The way to end craving cycles is to learn how to balance the dopamine and serotonin in your brain. Follow these 5 Steps and you can avert dangerous binges that lead to self-hatred and frustration. You will feel better and so will those that love you.
Become aware of your craving for a substance or behavior that makes you feel better. Even if you are not near alcohol, food, drugs, or shopping malls right now, are you making plans to have a binge later today?

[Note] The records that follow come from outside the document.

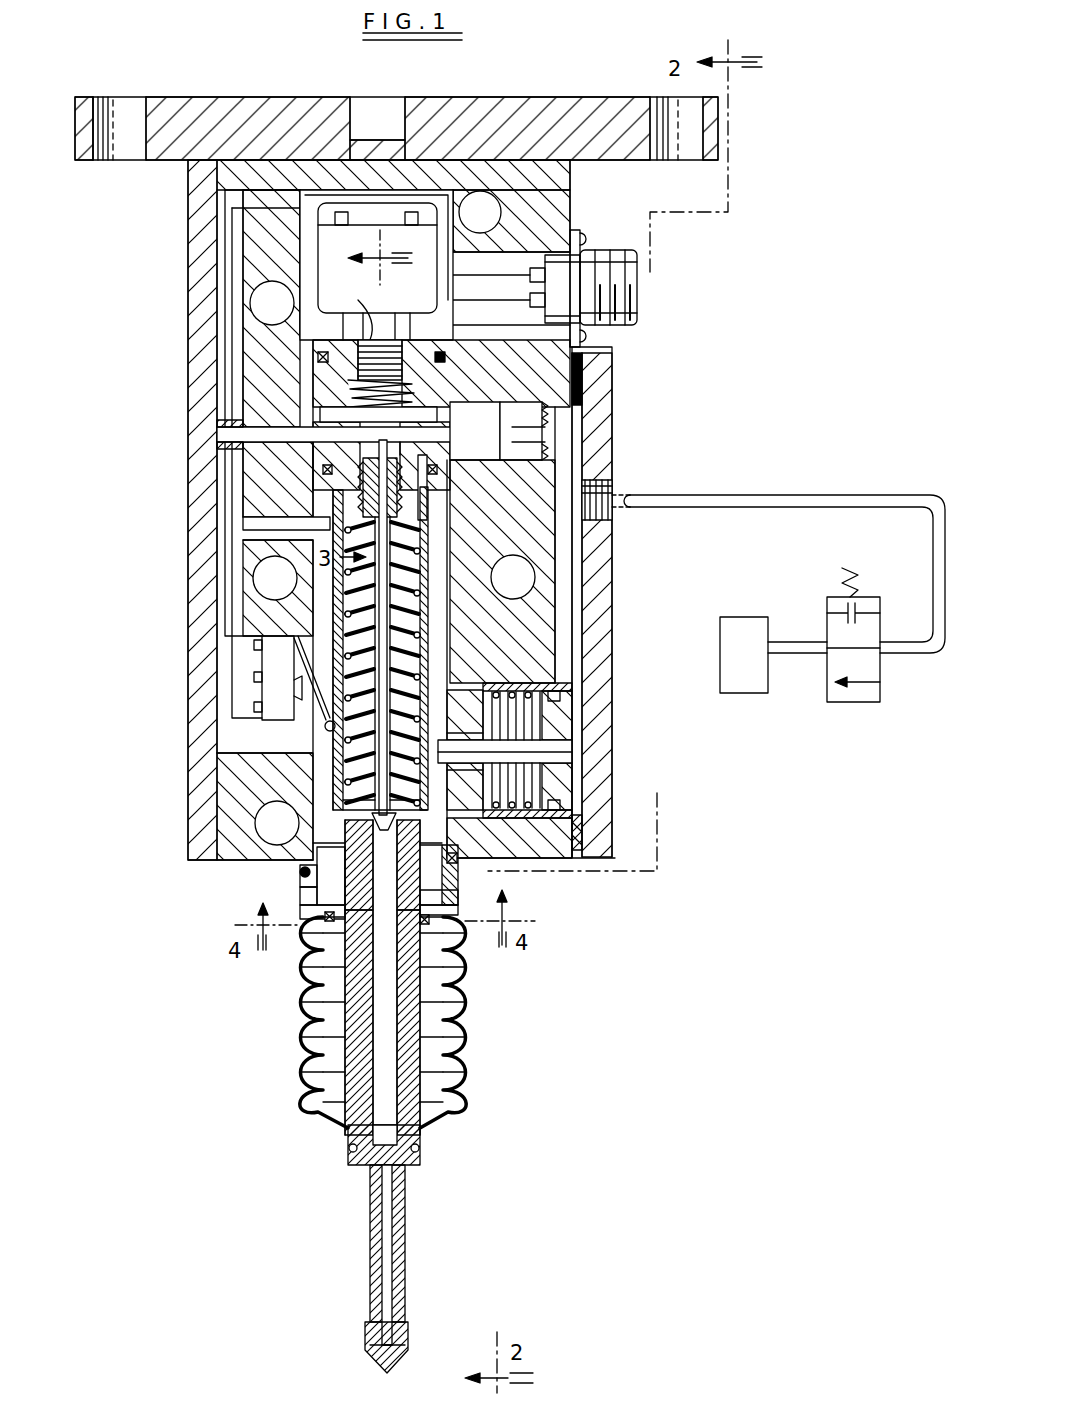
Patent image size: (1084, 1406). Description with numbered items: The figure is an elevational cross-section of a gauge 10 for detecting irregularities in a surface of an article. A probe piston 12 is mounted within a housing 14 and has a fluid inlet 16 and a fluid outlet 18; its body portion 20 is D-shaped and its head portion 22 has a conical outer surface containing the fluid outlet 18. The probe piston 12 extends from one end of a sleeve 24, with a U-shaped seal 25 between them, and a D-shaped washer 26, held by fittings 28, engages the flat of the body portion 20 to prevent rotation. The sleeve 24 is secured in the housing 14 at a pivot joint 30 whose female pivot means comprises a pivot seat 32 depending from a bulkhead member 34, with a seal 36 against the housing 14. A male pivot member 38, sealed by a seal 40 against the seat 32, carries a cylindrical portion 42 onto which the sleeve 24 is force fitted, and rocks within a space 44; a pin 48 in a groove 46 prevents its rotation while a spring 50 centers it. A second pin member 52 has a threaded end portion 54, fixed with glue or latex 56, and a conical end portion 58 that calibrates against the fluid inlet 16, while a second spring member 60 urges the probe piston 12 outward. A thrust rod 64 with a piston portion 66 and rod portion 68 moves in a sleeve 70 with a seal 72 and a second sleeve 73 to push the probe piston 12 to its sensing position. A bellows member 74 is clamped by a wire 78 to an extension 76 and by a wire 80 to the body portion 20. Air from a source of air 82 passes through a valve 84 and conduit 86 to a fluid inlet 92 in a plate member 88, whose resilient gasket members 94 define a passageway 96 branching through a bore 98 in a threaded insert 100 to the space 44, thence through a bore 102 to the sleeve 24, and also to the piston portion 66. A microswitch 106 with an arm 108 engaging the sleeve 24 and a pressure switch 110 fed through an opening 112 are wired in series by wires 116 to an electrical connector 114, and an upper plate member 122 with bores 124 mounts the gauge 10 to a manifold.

The gauge 10 is at (188, 322).
The probe piston 12 is at (352, 1050).
The housing 14 is at (250, 555).
The fluid inlet 16 is at (430, 790).
The fluid outlet 18 is at (367, 1340).
The body portion 20 is at (420, 1012).
The head portion 22 is at (400, 1340).
The sleeve 24 is at (428, 662).
The seal 25 is at (345, 840).
The D-shaped washer 26 is at (455, 925).
The fittings 28 is at (322, 965).
The pivot joint 30 is at (448, 362).
The pivot seat 32 is at (447, 500).
The bulkhead member 34 is at (310, 380).
The seal 36 is at (318, 357).
The male pivot member 38 is at (362, 485).
The seal 40 is at (435, 462).
The cylindrical portion 42 is at (330, 522).
The space 44 is at (323, 465).
The groove 46 is at (412, 395).
The pin 48 is at (217, 442).
The spring 50 is at (410, 346).
The second pin member 52 is at (393, 615).
The first threaded end portion 54 is at (427, 515).
The glue or latex 56 is at (340, 420).
The second conical end portion 58 is at (458, 900).
The second spring member 60 is at (396, 820).
The thrust rod 64 is at (510, 732).
The piston portion 66 is at (562, 718).
The rod portion 68 is at (560, 750).
The sleeve 70 is at (585, 838).
The seal 72 is at (560, 690).
The second sleeve 73 is at (470, 730).
The bellows member 74 is at (455, 1077).
The extension 76 is at (312, 905).
The wire 78 is at (460, 878).
The wire 80 is at (420, 1152).
The source of air 82 is at (750, 690).
The valve 84 is at (862, 704).
The conduit 86 is at (752, 500).
The plate member 88 is at (612, 418).
The fluid inlet 92 is at (612, 490).
The resilient gasket members 94 is at (612, 375).
The passageway 96 is at (577, 545).
The bore 98 is at (548, 432).
The threaded insert 100 is at (582, 392).
The bore 102 is at (475, 431).
The microswitch 106 is at (270, 689).
The arm 108 is at (320, 730).
The pressure switch 110 is at (420, 297).
The opening 112 is at (349, 308).
The electrical connector 114 is at (625, 290).
The wires 116 is at (225, 357).
The upper plate member 122 is at (300, 97).
The bores 124 is at (118, 97).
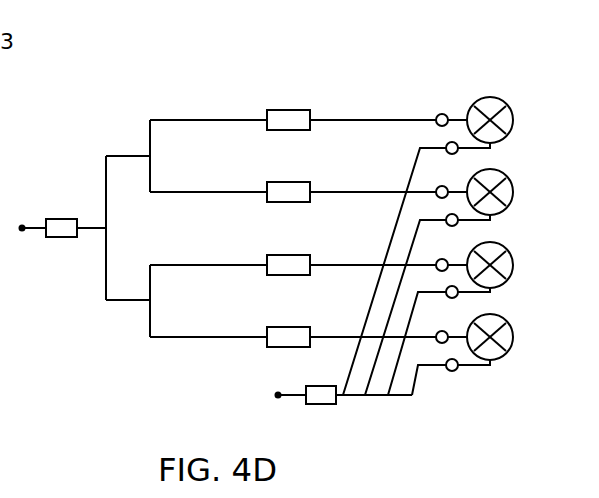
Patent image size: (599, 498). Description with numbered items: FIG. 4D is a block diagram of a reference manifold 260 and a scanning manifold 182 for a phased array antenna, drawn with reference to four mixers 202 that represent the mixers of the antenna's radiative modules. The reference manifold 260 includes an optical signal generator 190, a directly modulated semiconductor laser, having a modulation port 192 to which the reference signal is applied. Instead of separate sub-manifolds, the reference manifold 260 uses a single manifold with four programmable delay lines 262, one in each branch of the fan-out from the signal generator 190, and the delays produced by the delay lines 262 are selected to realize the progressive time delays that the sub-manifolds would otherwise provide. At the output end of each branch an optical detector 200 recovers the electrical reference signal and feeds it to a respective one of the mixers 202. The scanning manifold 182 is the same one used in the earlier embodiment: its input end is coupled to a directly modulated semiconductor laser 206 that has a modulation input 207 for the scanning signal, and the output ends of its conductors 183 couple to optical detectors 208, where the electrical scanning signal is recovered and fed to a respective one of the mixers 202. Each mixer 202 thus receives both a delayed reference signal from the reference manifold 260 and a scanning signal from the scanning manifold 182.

The scanning manifold 182 is at (363, 402).
The conductor line 183 is at (245, 193).
The optical signal generator 190 is at (59, 238).
The modulation port 192 is at (22, 226).
The optical detectors 200 is at (442, 114).
The mixers 202 is at (512, 130).
The directly modulated semiconductor laser 206 is at (320, 404).
The modulation input 207 is at (278, 395).
The optical detectors 208 is at (456, 372).
The reference manifold 260 is at (345, 97).
The programmable delay lines 262 is at (298, 110).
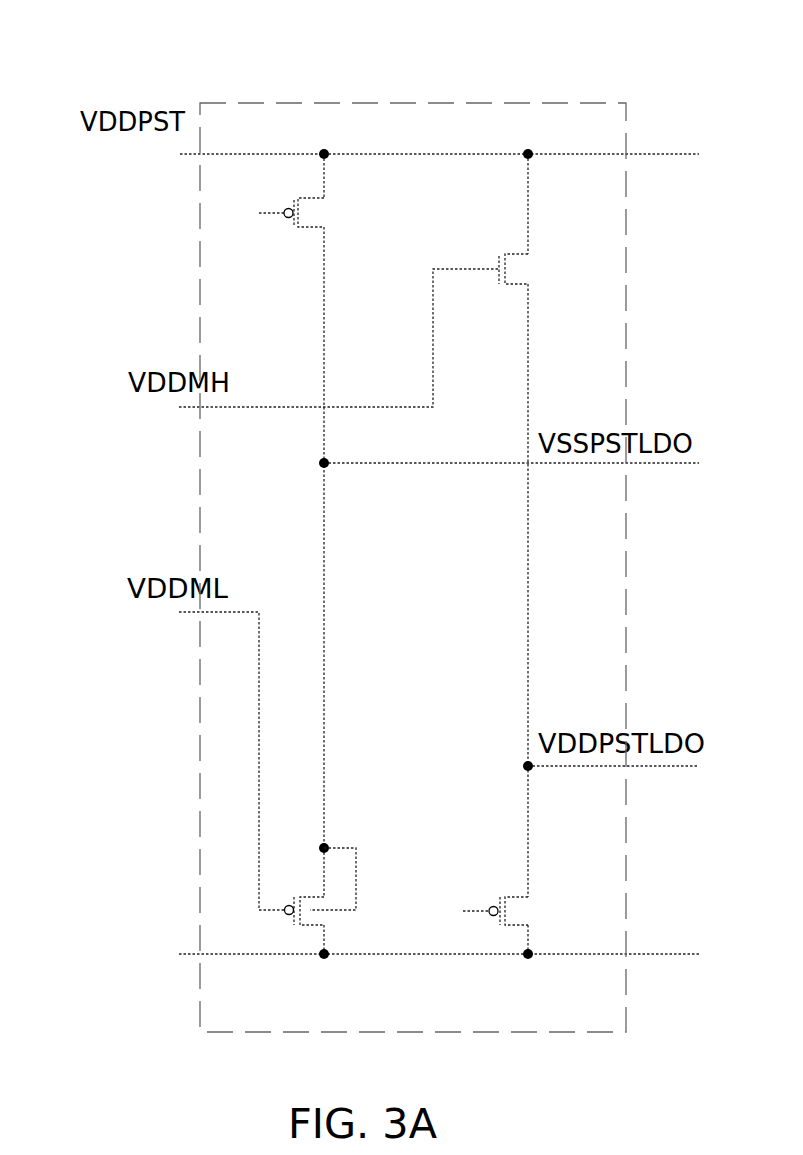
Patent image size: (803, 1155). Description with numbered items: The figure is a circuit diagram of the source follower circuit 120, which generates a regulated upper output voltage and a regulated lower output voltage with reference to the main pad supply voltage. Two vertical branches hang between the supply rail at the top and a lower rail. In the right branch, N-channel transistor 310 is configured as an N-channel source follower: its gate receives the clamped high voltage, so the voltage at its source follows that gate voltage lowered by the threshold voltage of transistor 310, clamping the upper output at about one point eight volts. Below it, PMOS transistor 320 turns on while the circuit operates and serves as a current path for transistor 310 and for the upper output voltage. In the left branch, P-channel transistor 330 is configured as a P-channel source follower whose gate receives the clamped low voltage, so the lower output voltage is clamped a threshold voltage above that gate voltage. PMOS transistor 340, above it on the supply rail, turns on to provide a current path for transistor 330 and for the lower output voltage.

The source follower circuit 120 is at (58, 35).
The N-channel transistor 310 is at (535, 269).
The PMOS transistor 320 is at (519, 909).
The P-channel transistor 330 is at (338, 867).
The PMOS transistor 340 is at (313, 211).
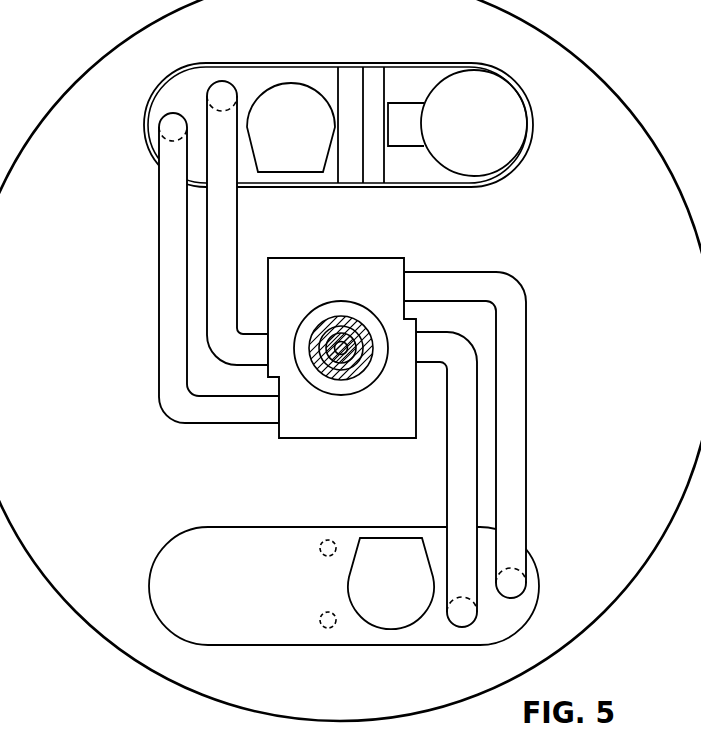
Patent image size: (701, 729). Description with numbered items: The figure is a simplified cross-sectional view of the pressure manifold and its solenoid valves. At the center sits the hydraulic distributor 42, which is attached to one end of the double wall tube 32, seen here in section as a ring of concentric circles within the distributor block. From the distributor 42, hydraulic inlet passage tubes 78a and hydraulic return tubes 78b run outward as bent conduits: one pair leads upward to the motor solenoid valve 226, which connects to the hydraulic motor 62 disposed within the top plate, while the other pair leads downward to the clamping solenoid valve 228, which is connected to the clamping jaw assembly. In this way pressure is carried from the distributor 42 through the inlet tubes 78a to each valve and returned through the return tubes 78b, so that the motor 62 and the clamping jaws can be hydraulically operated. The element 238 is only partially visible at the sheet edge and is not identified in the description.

How strong is your desire? How intense is the feeling that "I gotta have it or do it?" Use a rating scale from 0-10 with 10 being so strong that you feel as if you have to give in immediately no matter what else is happening right now.
Let's say that you answered that the intensity of your craving was 9. Ask yourself this question: What in my life today is a 9? Then take a deep breath and let it out as you allow the answer to pop into your mind. Remember that you will usually get in touch with something that you feel powerless over.
Some common examples: I just heard that my father has cancer; my son was kicked out of school for cheating; my wife lost her job; I can't pay my mortgage this month; my fiancé left me for another woman; my dog got run over.
Find a quiet place where you will not be disturbed. Put your hands over your heart and take 3 deep breaths. Allow yourself to get in touch with the emotions you feel about the situation. Perhaps you are angry at your fiancé and feel enraged, unloved, abandoned and insulted. If you can't pay your bills you may get in touch with fear, despair and self-hatred.
Use the Phoenix Effect Process to transform stress into strength. Pick one feeling at a time and create a symbol for that emotion. Anger might be a bonfire or just a big red blob. Abandoned could look like a kitten stranded in the woods. Think up a color or shape for that feeling. It is OK if you make fear a big black letter "F."
Close your eyes, take another deep breath, and watch as that symbol gets bigger and bigger and bigger until it finally stops. Don't try to force it. Just relax and watch it.
When the symbol stops growing it will begin to get smaller and smaller and smaller until it completely disappears or fades away without a trace. Again, don't try to shrink it on purpose. Let it take all the time it needs. Then go on to the next emotion and do the same thing.
When you have done this procedure with each emotion think about what was stressing you so much that you were about to have a binge. Most likely you will have new ideas about how to handle the upsetting event and your craving will be gone!